Rosenthal’s comments come just weeks after Brian Phillips, director of commercial real estate credit research at USD 568bn money manager AllianceBernstein, supported CMBX6 long positions and denigrated reports justifying the other side of the trade as “irresponsible,” as reported. Phillips had said that retail exposure dropped to 28% from the 35% at origination, as reported.
”Saying [the malls are] all going to hell in a handbasket just doesn’t make sense,” Phillips said, as reported. He said AB was taking the contrarian view and was so far this year winning the argument. “Would any rational investor walk away from a mall asset that’s still covering its debt service and producing millions of dollars a year in internal cash flow, assets that have the potential to be a tenant consolidator in their region?”
By contrast, Rosenthal said the “big risk-on rally” in credit markets is blinding investors who might normally be aghast at disturbing trends in retail. Investors should alarmed that cap rates for mall properties have risen to about 16% from about 7% in 2012, he said. Also, the current loan-to-value ratio for mall loans in the CMBX, on average, would be 146%, again suggesting significant losses at liquidation, he said.
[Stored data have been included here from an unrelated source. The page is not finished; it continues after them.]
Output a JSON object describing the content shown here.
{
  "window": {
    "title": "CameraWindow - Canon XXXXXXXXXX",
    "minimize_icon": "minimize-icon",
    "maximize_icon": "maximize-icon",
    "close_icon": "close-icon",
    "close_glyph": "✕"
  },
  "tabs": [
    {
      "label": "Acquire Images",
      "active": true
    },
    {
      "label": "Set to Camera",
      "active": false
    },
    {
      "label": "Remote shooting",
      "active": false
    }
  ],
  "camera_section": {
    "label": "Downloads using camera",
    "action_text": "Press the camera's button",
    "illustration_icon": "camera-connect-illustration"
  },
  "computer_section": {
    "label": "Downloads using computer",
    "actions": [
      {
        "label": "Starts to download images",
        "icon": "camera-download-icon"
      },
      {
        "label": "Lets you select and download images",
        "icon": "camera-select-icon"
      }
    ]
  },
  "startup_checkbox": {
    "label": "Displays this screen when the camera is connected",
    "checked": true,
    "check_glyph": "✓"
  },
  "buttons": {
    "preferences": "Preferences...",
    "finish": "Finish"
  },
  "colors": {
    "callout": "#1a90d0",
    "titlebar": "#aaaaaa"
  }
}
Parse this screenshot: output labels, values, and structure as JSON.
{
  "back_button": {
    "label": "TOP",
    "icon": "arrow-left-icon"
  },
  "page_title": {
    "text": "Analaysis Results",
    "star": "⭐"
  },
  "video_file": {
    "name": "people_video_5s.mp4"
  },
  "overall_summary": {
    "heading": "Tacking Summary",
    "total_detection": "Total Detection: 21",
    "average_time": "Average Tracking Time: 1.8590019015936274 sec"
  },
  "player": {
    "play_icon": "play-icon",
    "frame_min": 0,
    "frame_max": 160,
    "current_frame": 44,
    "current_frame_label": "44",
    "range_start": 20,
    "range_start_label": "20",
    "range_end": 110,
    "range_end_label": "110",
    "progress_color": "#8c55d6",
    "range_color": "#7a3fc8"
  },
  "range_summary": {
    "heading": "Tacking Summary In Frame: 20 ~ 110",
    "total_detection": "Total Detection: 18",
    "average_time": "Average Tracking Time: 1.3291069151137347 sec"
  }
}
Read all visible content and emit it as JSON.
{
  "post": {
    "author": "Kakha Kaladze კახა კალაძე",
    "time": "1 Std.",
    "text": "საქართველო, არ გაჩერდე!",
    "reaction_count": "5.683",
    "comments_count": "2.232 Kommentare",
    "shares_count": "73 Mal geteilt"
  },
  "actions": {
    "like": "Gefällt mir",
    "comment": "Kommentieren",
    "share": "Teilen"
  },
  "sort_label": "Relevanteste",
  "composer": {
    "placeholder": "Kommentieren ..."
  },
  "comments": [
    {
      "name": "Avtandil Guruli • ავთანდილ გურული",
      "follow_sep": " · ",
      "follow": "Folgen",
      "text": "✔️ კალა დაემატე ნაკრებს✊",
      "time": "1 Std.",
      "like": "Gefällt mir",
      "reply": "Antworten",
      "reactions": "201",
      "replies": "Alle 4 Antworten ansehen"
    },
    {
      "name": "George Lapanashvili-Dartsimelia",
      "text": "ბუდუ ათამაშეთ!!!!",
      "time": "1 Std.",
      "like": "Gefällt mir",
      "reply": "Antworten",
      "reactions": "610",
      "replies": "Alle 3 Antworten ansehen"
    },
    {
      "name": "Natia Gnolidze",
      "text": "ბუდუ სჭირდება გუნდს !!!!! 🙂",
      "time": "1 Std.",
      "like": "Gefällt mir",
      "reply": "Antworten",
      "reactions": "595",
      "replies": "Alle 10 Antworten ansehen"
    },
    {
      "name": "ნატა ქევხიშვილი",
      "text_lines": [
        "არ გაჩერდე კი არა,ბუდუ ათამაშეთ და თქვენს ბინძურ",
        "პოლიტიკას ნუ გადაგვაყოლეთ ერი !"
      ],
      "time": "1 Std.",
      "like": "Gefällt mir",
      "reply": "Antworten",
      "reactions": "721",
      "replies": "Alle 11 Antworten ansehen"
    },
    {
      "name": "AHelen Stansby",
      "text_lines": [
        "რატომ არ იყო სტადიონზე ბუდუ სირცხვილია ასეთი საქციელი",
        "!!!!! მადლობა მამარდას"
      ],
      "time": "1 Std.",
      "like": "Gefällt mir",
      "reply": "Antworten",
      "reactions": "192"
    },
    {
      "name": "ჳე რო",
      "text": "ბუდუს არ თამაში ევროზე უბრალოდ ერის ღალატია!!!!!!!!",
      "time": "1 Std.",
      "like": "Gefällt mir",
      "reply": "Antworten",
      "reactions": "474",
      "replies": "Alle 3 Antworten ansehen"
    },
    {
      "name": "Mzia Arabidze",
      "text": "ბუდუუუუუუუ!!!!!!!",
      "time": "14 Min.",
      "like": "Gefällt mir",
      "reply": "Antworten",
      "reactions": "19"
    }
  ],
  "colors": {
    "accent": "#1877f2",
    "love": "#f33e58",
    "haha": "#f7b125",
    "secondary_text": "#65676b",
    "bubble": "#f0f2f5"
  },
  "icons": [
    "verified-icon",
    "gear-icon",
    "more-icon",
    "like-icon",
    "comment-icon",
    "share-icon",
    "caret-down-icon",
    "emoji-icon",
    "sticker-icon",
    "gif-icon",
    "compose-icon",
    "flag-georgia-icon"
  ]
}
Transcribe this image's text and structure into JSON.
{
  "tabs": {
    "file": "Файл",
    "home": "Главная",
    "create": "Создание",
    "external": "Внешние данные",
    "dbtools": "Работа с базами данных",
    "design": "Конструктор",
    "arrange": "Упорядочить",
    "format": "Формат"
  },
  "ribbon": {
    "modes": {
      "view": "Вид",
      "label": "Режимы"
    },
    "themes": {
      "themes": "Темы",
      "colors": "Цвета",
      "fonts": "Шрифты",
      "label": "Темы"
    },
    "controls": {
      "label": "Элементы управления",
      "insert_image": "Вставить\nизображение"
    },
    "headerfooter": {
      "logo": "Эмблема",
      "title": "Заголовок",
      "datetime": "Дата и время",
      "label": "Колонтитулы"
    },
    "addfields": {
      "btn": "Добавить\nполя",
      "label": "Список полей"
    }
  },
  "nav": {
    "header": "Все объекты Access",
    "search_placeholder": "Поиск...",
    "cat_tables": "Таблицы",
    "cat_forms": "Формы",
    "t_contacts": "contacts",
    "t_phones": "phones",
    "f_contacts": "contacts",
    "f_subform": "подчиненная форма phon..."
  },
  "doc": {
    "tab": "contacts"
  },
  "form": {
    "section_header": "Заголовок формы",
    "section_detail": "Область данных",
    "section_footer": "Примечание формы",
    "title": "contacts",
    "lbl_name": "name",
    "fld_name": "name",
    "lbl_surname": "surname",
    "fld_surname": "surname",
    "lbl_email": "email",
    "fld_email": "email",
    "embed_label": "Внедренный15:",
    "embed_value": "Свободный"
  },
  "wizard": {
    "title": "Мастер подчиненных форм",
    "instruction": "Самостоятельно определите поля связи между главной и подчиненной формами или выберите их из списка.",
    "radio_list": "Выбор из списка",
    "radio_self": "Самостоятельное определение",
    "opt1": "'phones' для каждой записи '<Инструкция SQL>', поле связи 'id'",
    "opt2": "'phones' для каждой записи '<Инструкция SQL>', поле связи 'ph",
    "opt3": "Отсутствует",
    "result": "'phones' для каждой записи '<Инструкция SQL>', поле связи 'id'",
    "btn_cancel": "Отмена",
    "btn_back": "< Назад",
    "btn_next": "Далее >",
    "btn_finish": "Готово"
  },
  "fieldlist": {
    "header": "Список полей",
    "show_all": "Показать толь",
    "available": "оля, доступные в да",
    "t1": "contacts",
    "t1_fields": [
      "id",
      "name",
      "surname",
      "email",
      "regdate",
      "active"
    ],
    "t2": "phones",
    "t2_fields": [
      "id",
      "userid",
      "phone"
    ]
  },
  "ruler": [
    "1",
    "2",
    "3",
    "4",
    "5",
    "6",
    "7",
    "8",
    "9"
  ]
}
“That’s the framework for what the severity of the loss could be,” he said.
For now, the shorts and longs are largely digging their heels in. The analyst said even a severe loss from the liquidation of a mall like the Fashion Outlets will not be enough to change the current status quo. CMBX spreads even last week’s spate of negative news around JCPenney missing their earnings and Dressbarn’s decision to close its business had little impact on the spreads, which instead continued to tick in slightly.
Spreads in the CMBX6 BBB- and BB tranches moved in to S+ 663bps and S+ 1,297bps as of Wednesday (22 May), respectively, from S+ 668bps and S+ 1,304bps Monday (20 May), according to JPMorgan data.
“Because shorts and longs are generally convinced about the sides they’re on, you generally don’t see [the CMBX6 index] move much…They’re pretty dug in,” the analyst said. Perhaps shock to macro outlooks, akin to the December sentiments that rocked global financial markets , would shake out longs, he said.
“It would have to be a big surprise,” he said.